Building Block: Territorial Food Hub

The value of care

“Care is the thing that gets lost when you’re under-resourced”
“When you are stretched, it is exactly the care that becomes really hard to do. And because it is so bad to not do something with care, we will still do so, but that is when the burnout happens. So it is because care is just this unrecognized, it is a classic old thing not to value care work and it is something that is very present in our agroecologies.”
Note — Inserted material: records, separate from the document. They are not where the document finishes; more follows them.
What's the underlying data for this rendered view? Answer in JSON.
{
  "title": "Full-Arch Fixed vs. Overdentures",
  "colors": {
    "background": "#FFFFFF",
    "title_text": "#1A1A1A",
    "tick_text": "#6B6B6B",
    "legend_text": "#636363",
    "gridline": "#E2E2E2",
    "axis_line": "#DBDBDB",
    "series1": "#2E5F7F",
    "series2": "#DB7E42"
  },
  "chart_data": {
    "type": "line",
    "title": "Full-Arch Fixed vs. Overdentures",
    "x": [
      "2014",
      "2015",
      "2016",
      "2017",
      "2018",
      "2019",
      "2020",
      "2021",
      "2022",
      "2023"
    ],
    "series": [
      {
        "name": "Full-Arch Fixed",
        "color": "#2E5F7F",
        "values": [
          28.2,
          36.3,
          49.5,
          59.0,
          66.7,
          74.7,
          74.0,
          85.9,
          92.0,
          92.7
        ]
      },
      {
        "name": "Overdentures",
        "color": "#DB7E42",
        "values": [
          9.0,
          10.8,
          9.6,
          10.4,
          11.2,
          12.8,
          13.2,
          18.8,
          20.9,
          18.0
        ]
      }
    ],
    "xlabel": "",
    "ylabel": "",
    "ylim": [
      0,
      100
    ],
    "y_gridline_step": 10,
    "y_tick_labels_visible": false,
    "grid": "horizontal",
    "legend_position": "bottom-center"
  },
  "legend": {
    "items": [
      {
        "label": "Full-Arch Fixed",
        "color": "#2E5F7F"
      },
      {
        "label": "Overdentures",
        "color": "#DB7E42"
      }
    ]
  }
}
Hari Biles, Compost Mentis

An endemic lack of resources limits the development of political pedagogies with care. Care is central to building more-than-human solidarities across city territories that recognise nature as urban, and are a foundational aspect in the formation of networks to mobilise agroecological food systems. In the context of the neoliberal city, where urban agroecological work often struggles to meet project core costs, and for farmers to pay high rent and cost of living, practitioners are often confronted with painful myriads of self-exploitation, self-care or giving up the ethical ambition to work with care. To be true to values. To build prefigurations of a just and sustainable society. For resourcing the connections already there in the movement. For resourcing the ability to take time to see, recognise, listen and care. Practitioners find themselves between axis of burnout working beyond available resources, and practice with limited embodiment at risk of a thin veil of agroecological values at splintered scales. A lack of resources squeezes the space for practitioners to reflect, strategise and collectivise learning. As the structures of the neoliberal city attempt to chase out cultures of care and solidarity, it is imperative to make space to develop sustainable strategies of care. Social security mechanisms, such as universal basic income or financial supports for farm-start are policy options that could be implemented and part of an agroecological urbanism.